1. Does the commercial bank actually proper loan or credit granting procedure?
2. Does the management or board members guarantee loan or credit to certain individuals of questionable character?
3. How much information on the use of the loan or credit does the recipient of the loan actually have?
4. What is the extent of government policy in the banking activity?
5. How flexible is the interest rate on loan or credit granted to customers?
6. How much effect does debt default actually have on a banks profit?
7. How much effect does default actually have on stakeholders and shareholders dividends?
If proper attempts are made to answer these questions, a careful result and recommendation will help banks to find solutions to the problem of debt defaults.
Definition of terms
Commercial Bank: his is a financial institution, which deals in the acceptance of money deposits and making them available to investors and borrowers alike as loans and overdrafts. It is other functions, which include discounting bills of exchange, foreign exchange and providing safe custody for valuables. They lend money tyo private sector business traditionally, for non-fixed capital purpose usually accounts for greater pat of their profit.
Loans: This is the act of lending something such as bank lends and somebody borrows. It is also all types of advances granted by banks to customers with interest repayment programme and on which interest is charged
Maturity dates for such loans can vary from bank to bank and from loan to loan, as the case my be.
Loan can be classified into the;
i.
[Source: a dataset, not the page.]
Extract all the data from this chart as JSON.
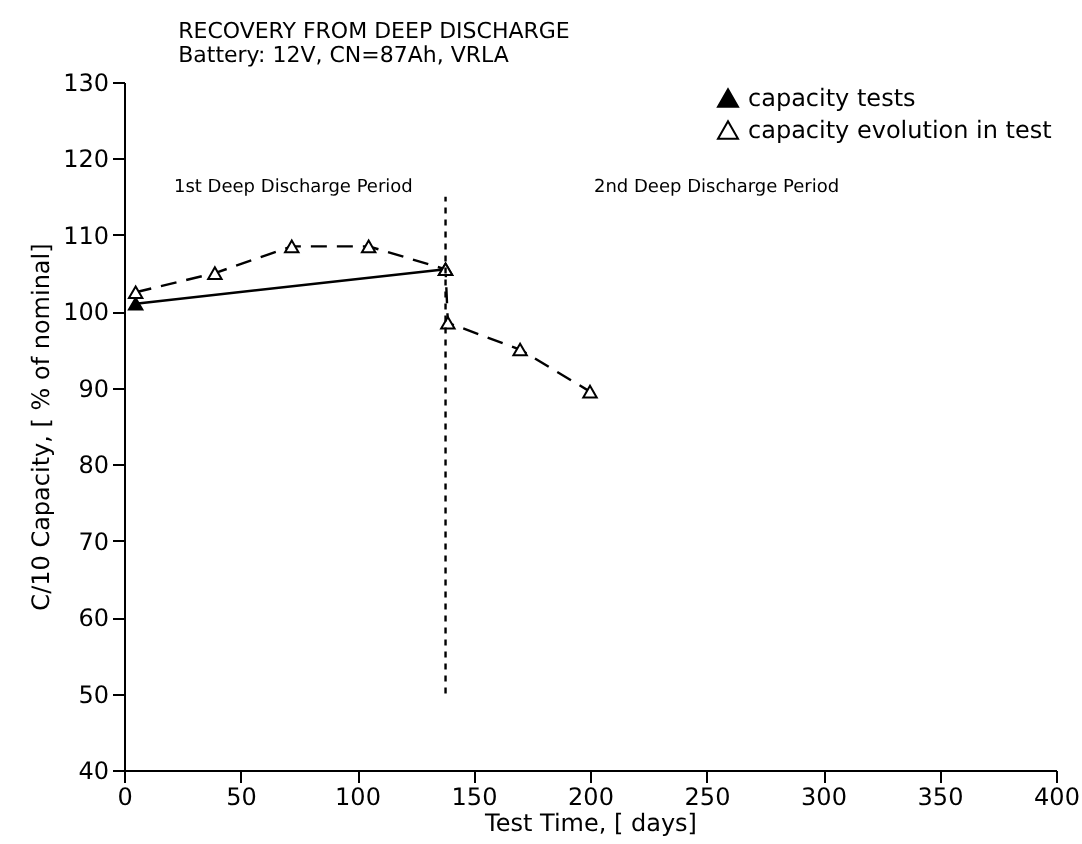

Secured loan
ii. Un-secured loan
Secured loans: These are loans that are secured by a collateral usually assets like houses, landed property etc.
Un-secured loans: These are loans that are not secured by a collateral, but is made on the signature of the borrower, however, if the borrower is not well known, a guarantor maybe sought.
Collateral: This is defined in dictionary of banking and fiancé as a specific property, which a borrower pledges as security for the payment of a loan, agreeing that the lender shall have the right to sell or dispose the collateral for the purpose of liquidating the debt if the borrower fails to repay the loan at maturity” (David 1980 pp 49.)
Maturity: This refers to the time a loan is granted to the time of repayment falls due. Maturity of loans could be classified onto three.
Short term maturity: usually a period of up to one year.
Medium term maturity: refers to maturity period ranging between one to five years.
Long term maturity: refers to maturity period ranging over five years.
Default: it means failure to do something that must be done by law especially paying a debt.
Bad debt: this is the among in open accounts that have proved unrecoverable, it includes instances where the borrower has refused to pay.